It's about attitude, synergy, and confidence. It's about organizational psychology.
So what is organizational psychology, and why is it so important?
Organizational psychology can be described as a set of principles and philosophies that transcribe into actions and behaviours within a firm's culture.
Individuals and groups of individuals are constantly receiving information through their senses.
The information is passed to the brain where it is processed by a cognitive program, or psychology, that then produces not only an action decision, but also a chemical response from the neurological system that changes the individuals mood.
Changes in mood can influence other members of the team, trigger further chemical excretions, and lead to changes in results.
These cognitive programs can be described as snippets that are passed between individuals in the organization, or between managers, leaders, and their followers.
The upshot is that you can spell out success. It can be found in the ethos and pathos that goes into each project.
These in turn impact the rate of change in organizational knowledge capital, employee utility, and as a consequence, the quality of results delivered to clients.
So here are a few organizational psychology snippets:
1. Do it for the doing
Do it for the doing. People that are passionate about what they do get better at it. People who take pride in the quality of their work, do better work.
2. Success is about good habits.
Success is about good habits. Time management, exercise, planning, organization, are all just habits.
People that can manage their own habits grow faster and are more likely to achieve their objectives. Excellent habits lead to excellent results, excellent results lead to value for our clients.
3. Don’t hate the next guy
Don't hate the next guy, learn from him. There are 7 billion people in the world, on every block there is somebody faster, somebody smarter, somebody better off, don't worry about it.
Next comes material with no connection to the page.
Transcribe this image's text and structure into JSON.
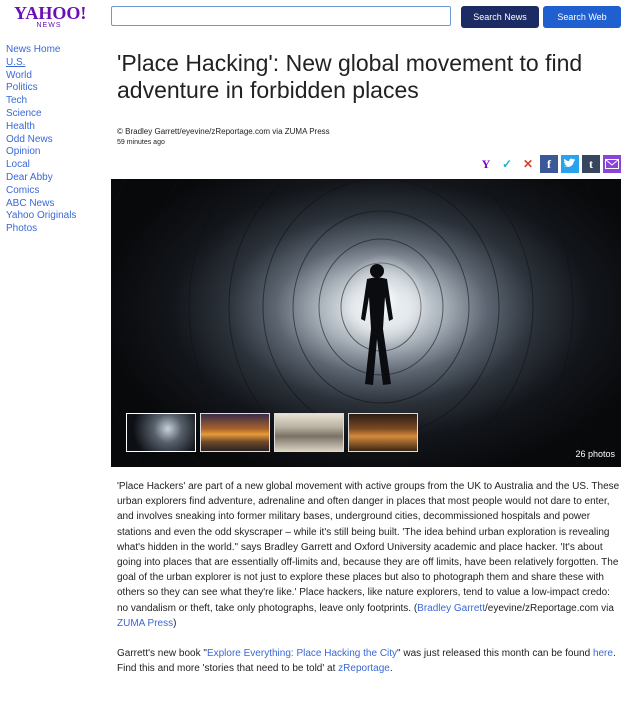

Commit to excellence everyday, not relative the next guy, but relative yesterday.
4. Balance the standard with the innovative
Balance the standard with the innovative. Innovation is rarely lauded. A new approach, a different way of thinking, a creative strategy is typically laughed at and often scorned.
People like people like them, if you're doing something new you may risk some criticism. But everybody knows innovative organizations create market share.
Innovative procedures have to be planned for. Creativity needs to be fostered and supported.
At the same time, tried and true is successful for a reason. Man's success as a species is due largely to knowledge spillovers.
There is a lot to be said for engaging the standard procedures.
5. Constructively open criticism can lead to organizational growth
Constructively open criticism can lead to organizational growth. This practice is a cornerstone of Bridgewater's success.
If you have something to say about someone say it to their face.
This practice ensures individuals are getting the feedback they need, and forces critics to develop enough tact to deliver criticisms without sinking the ship.
Politic is an inherent property of human organization, but it is also a costly one.
How much of your organization's energy is spent establishing and maintaining hierarchy?
How many steps backward have to be taken because someone is sabotaging the success of the organization for their own personal gain?
Constructively open criticism is one way to streamline organizational politic. Good changes have a better chance of getting traction, if unwelcome disturbances are going to happen, they will happen more quickly.